Well, apparently, NPS and perhaps the SHPOs too, have grown tired of lengthy history and are embarking on an effort to streamline the nomination process, perhaps so that more property owners will feel comfortable in preparing them on their own.  That’s fine, though I am not sure that lowering the documentation standards is in anyone’s long term best interests.  The national listservs (Forum-L) occasionally have small comments or complaints about fighting NR documentation “creep,” the implication being that those early 10 page nominations had it just about right (if you can’t prove it’s significant in ten pages, then it probably isn’t).  I am not so sure that is the right approach and I’m a little bit sorry to see the era of comprehensive documentation end.  What do you think?

1 comment:

  1. As a Historic Preservation Officer in a Local government, I work with an "inventory" completed in 1984. This inventory was the basis for the Individual listing of 50 properties and the Multiple Resource listing of eight historic districts.

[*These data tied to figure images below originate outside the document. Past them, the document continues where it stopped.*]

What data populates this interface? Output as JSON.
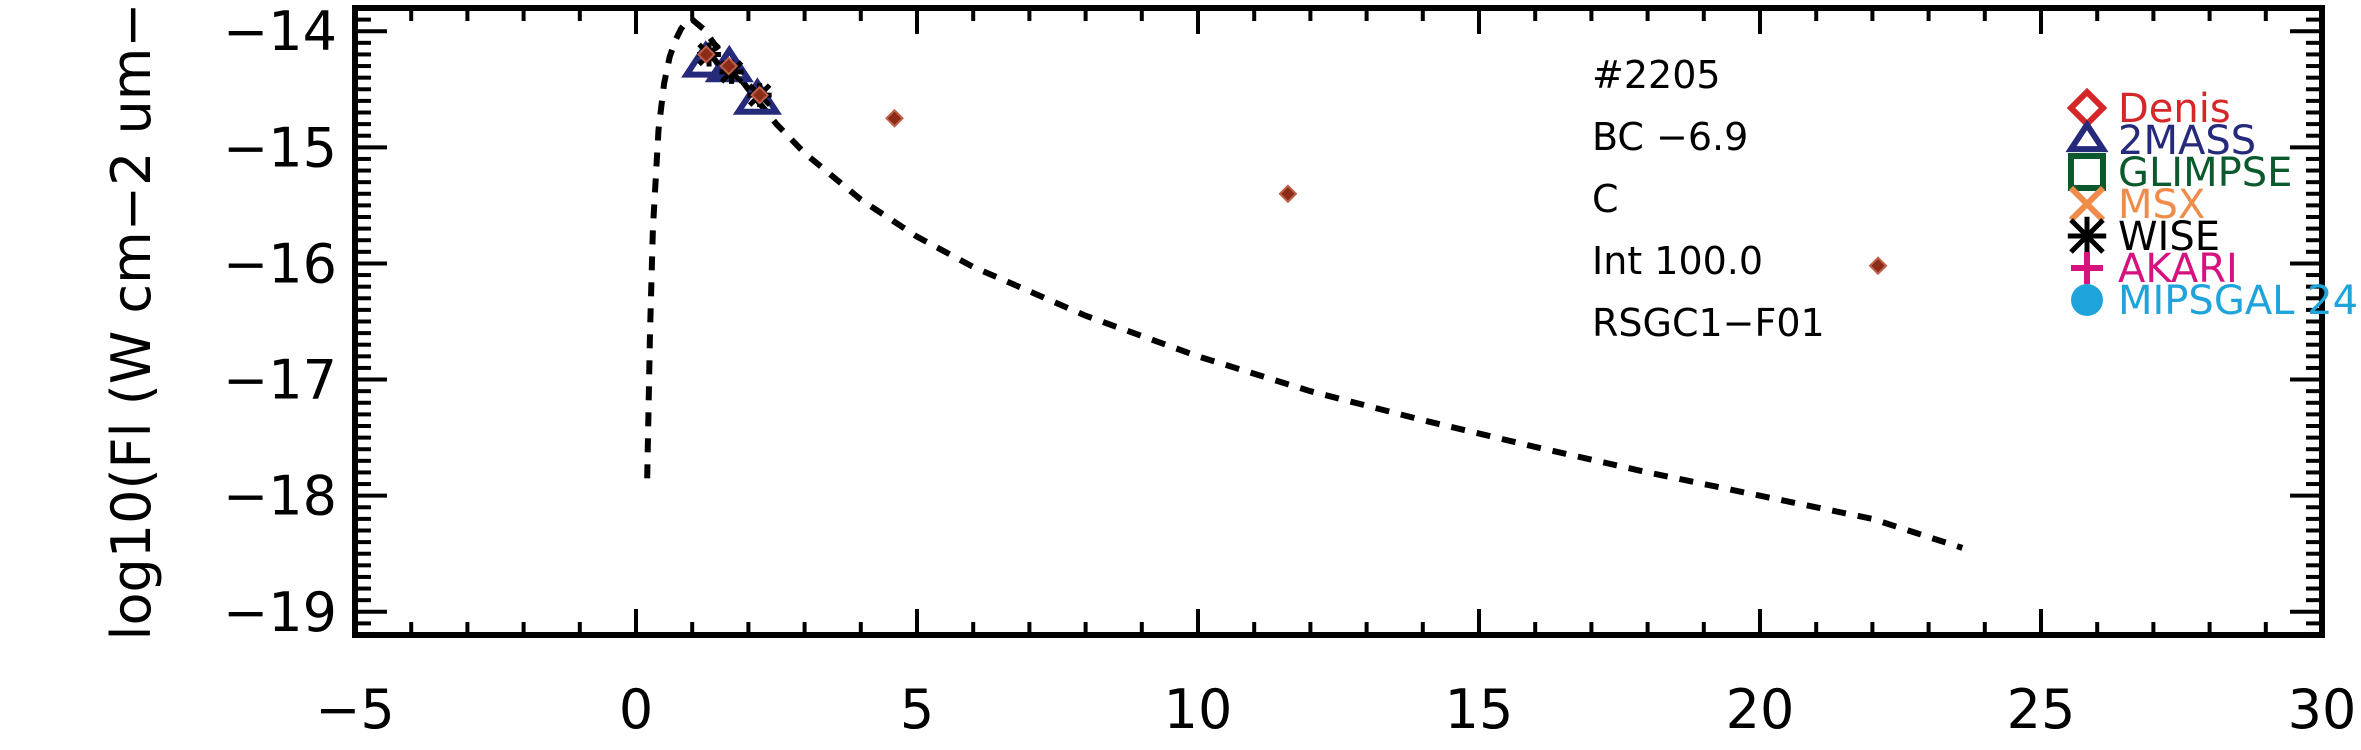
{
  "chart_data": {
    "type": "scatter",
    "title": "",
    "xlabel": "",
    "ylabel": "log10(Fl (W cm−2 um−",
    "xlim": [
      -5,
      30
    ],
    "ylim": [
      -19.2,
      -13.8
    ],
    "x_ticks": [
      -5,
      0,
      5,
      10,
      15,
      20,
      25,
      30
    ],
    "x_tick_labels": [
      "−5",
      "0",
      "5",
      "10",
      "15",
      "20",
      "25",
      "30"
    ],
    "y_ticks": [
      -19,
      -18,
      -17,
      -16,
      -15,
      -14
    ],
    "y_tick_labels": [
      "−19",
      "−18",
      "−17",
      "−16",
      "−15",
      "−14"
    ],
    "grid": false,
    "annotations": [
      "#2205",
      "BC −6.9",
      "C",
      "Int 100.0",
      "RSGC1−F01"
    ],
    "legend": {
      "placement": "right",
      "entries": [
        {
          "label": "Denis",
          "marker": "diamond",
          "color": "#d62728"
        },
        {
          "label": "2MASS",
          "marker": "triangle",
          "color": "#262a7a"
        },
        {
          "label": "GLIMPSE",
          "marker": "square",
          "color": "#0b5a2e"
        },
        {
          "label": "MSX",
          "marker": "x",
          "color": "#f08c4a"
        },
        {
          "label": "WISE",
          "marker": "asterisk",
          "color": "#000000"
        },
        {
          "label": "AKARI",
          "marker": "plus",
          "color": "#d6127f"
        },
        {
          "label": "MIPSGAL 24",
          "marker": "circle",
          "color": "#1ea3db"
        }
      ]
    },
    "series": [
      {
        "name": "2MASS",
        "marker": "triangle",
        "color": "#262a7a",
        "x": [
          1.24,
          1.66,
          2.16
        ],
        "y": [
          -14.28,
          -14.32,
          -14.6
        ]
      },
      {
        "name": "WISE",
        "marker": "asterisk",
        "color": "#000000",
        "x": [
          1.3,
          1.7,
          2.2
        ],
        "y": [
          -14.2,
          -14.35,
          -14.55
        ]
      },
      {
        "marker": "diamond-small",
        "color": "#8b2c18",
        "x": [
          1.25,
          1.65,
          2.2,
          4.6,
          11.6,
          22.1
        ],
        "y": [
          -14.2,
          -14.3,
          -14.55,
          -14.75,
          -15.4,
          -16.02
        ]
      },
      {
        "marker": "dashed-line",
        "color": "#000000",
        "x": [
          0.2,
          0.25,
          0.3,
          0.4,
          0.5,
          0.6,
          0.7,
          0.8,
          0.9,
          1.0,
          1.2,
          1.5,
          2.0,
          2.5,
          3.0,
          4.0,
          5.0,
          6.0,
          8.0,
          10.0,
          12.0,
          14.0,
          16.0,
          18.0,
          20.0,
          22.0,
          23.6
        ],
        "y": [
          -17.85,
          -16.6,
          -15.7,
          -14.85,
          -14.45,
          -14.22,
          -14.08,
          -13.98,
          -13.92,
          -13.9,
          -13.98,
          -14.18,
          -14.5,
          -14.8,
          -15.05,
          -15.45,
          -15.77,
          -16.03,
          -16.45,
          -16.8,
          -17.1,
          -17.35,
          -17.58,
          -17.8,
          -18.0,
          -18.2,
          -18.45
        ]
      }
    ]
  }
}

    I had do re-asses a small, six-building, brewery district three months ago due to extensive demolition (I mean, er, "redevelopment") of the brewery building. In reviewing the district I found two flat out errors (claiming an accessory building was original when it clearly wasn't) and calling most of the brewery building non-contributing due to age.

    The lesson? The short form, while handy, can be dangerous because in doing the research to create the local history context, a historian often clarifies the narrative. It's an opportunity to fact-check that might get overlooked in a short-form.